River Valley Paper experienced a season of change about two years ago. The company was founded in 1987 by John Sharp and is headquartered in Akron, Ohio. It operates paper recycling facilities in Akron; Kalamazoo, Michigan; and Yulee, Florida.
In February 2017, Sharp sold River Valley to Rick Torbeck who recently formed Integrity Fiber Supply, which is part of Indianapolis-based holding company Schwarz Partners. After the acquisition of River Valley, Torbeck performed financial analysis on older equipment, focusing on production, transportation, bale integrity, safety and overall plant efficiency.
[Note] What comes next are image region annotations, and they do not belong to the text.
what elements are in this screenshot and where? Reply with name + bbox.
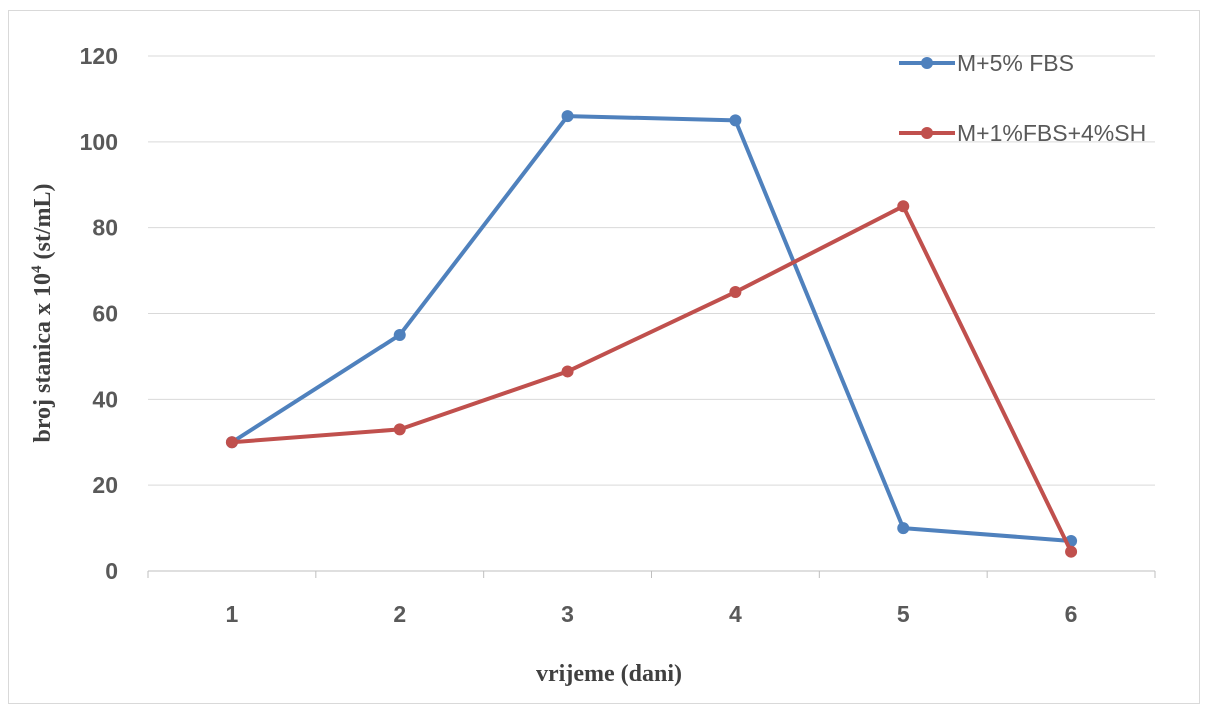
series-1	[225, 110, 1078, 547]
y-tick-label-60: 60	[92, 301, 118, 327]
data-point-s2-2	[393, 423, 406, 436]
legend-label-1: M+5% FBS	[957, 50, 1074, 76]
y-tick-label-20: 20	[92, 472, 118, 498]
legend-label-2: M+1%FBS+4%SH	[957, 120, 1146, 146]
legend-marker-2	[921, 127, 933, 139]
data-point-s2-1	[225, 436, 238, 449]
legend: M+5% FBS M+1%FBS+4%SH	[899, 50, 1146, 146]
data-point-s1-5	[897, 522, 910, 535]
data-point-s1-2	[393, 328, 406, 341]
y-tick-label-40: 40	[92, 386, 118, 412]
data-point-s2-3	[561, 365, 574, 378]
legend-marker-1	[921, 57, 933, 69]
data-point-s2-4	[729, 286, 742, 299]
x-tick-label-5: 5	[897, 601, 910, 627]
x-tick-label-4: 4	[729, 601, 742, 627]
y-axis-title-superscript: 4	[29, 265, 45, 273]
y-axis-title: broj stanica x 104 (st/mL)	[29, 183, 56, 442]
series-2	[225, 200, 1078, 558]
data-point-s1-4	[729, 114, 742, 127]
series-layer	[225, 110, 1078, 558]
x-tick-label-6: 6	[1065, 601, 1078, 627]
series-line-1	[229, 114, 1074, 543]
y-tick-label-120: 120	[80, 43, 118, 69]
data-point-s2-5	[897, 200, 910, 213]
x-tick-label-1: 1	[226, 601, 239, 627]
data-point-s1-3	[561, 110, 574, 123]
y-tick-label-0: 0	[105, 558, 118, 584]
series-line-2	[229, 204, 1074, 554]
axes: 0 20 40 60 80 100 120 1 2 3 4 5 6	[80, 43, 1156, 627]
y-axis-title-suffix: (st/mL)	[30, 183, 56, 265]
data-point-s2-6	[1065, 545, 1078, 558]
gridlines	[148, 55, 1155, 486]
x-tick-label-2: 2	[393, 601, 406, 627]
chart-frame	[8, 10, 1200, 704]
y-axis-title-prefix: broj stanica x 10	[30, 273, 56, 443]
y-tick-label-80: 80	[92, 215, 118, 241]
x-tick-label-3: 3	[561, 601, 574, 627]
x-axis-title: vrijeme (dani)	[536, 661, 682, 687]
y-tick-label-100: 100	[80, 129, 118, 155]
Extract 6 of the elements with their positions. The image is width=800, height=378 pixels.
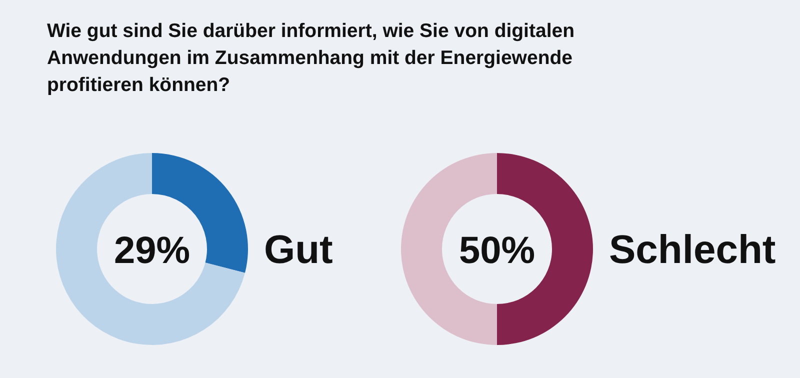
chart-title: Wie gut sind Sie darüber informiert, wie Sie von digitalen Anwendungen im Zusammenhang mit der Energiewende profitieren können? bbox=[47, 20, 574, 96]
donut-slice bbox=[56, 153, 245, 345]
slice-label: Schlecht bbox=[609, 228, 776, 272]
slice-label: Gut bbox=[264, 228, 333, 272]
text: 50% bbox=[458, 230, 536, 272]
text: 29% bbox=[114, 230, 190, 272]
He determined that new equipment was required.
Jeff Rooney, services and facility manager at River Valley Paper Co., says tissue pack is a particularly important grade for the Yulee facility. The Yulee facility had been operating two balers in 2017, but he says the company recognized that its two-ram baler wasn’t efficiently baling the tissue pack grade.
“We were only achieving low 30,000-pound containers for export, but we had the permission to load 50,000-pound containers,” Rooney says. “The baler we were using, which was a two-ram baler to bale our tissue, was producing 1,000- to 1,100-pound bales.”
Jay Thornton, production manager at River Valley Paper Co., adds that the Akron facility also ran into similar issues with one of its balers around that same time. It was operating a two-ram baler for old corrugated containers (OCC) and sorted office paper (SOP), but the bales weren’t reaching desired weights. He says the baler was older and required a lot of maintenance.
“It just wasn’t efficient,” Thornton says. “We weren’t getting the weights for export or domestic. We only got 1,200- to 1,500-pound bales.”
Torbeck researched a few baler manufacturers. Imabe invited him to tour its fabrication facility and headquarters in Spain, and Torbeck was impressed by the solid structure, powerful hydraulic system, and performance of the Imabe balers. So, the company added Imabe balers at both its Akron and Yulee facilities.
Both facilities installed Imabe H-240/3000 single-ram balers along with Imabe Tr1500 hoggers as well as three conveyors. The Yulee facility’s new baler incorporated a dual-feed conveyor as well. Additionally, the company installed Imabe shredders at both its Akron and Yulee sites to allow the company to make more product and process materials it could not bale prior to the shredder installation. Adding a shredder also gave the company the ability to offer destruction services to customers who would be concerned about information getting out into the marketplace.
Thornton says the installation in Akron was fairly smooth. Imabe installers were able to place the single-ram baler into the facility using cranes because of the way the facility is configured.
In Yulee, Rooney says the installation took a little over a month. He says that facility has some issues with groundwater since it’s six feet above the water table, so the pits for the baler had to be waterproofed. However, he adds that Imabe did “a really great job” and had personnel who stayed for the entire duration of the installation.
Only a few months after installation, Rooney says the company recognized major improvements in baling efficiency. In Yulee, the bales are nearly double the size of what had been produced before. It’s also faster than the two balers it had been previously using. The Imabe single-ram baler is capable of producing about 42 tons per hour. Rooney adds that the facility is currently operating the machine at about 30 tons per hour.
“The baler doubles production,” he says. “It really enables us to keep our heads above the water with incoming material, and we’re able to process it faster. We’re also able to produce 2,500- to 2,700-pound bales. We’re regularly loading 50,000-plus pounds on our export containers, which has been huge for us.”
Thornton says the baler in Akron has produced similar results. “It’s just a really efficient machine compared to small double-ram balers we had before. It’s a good baler that produces a good product.”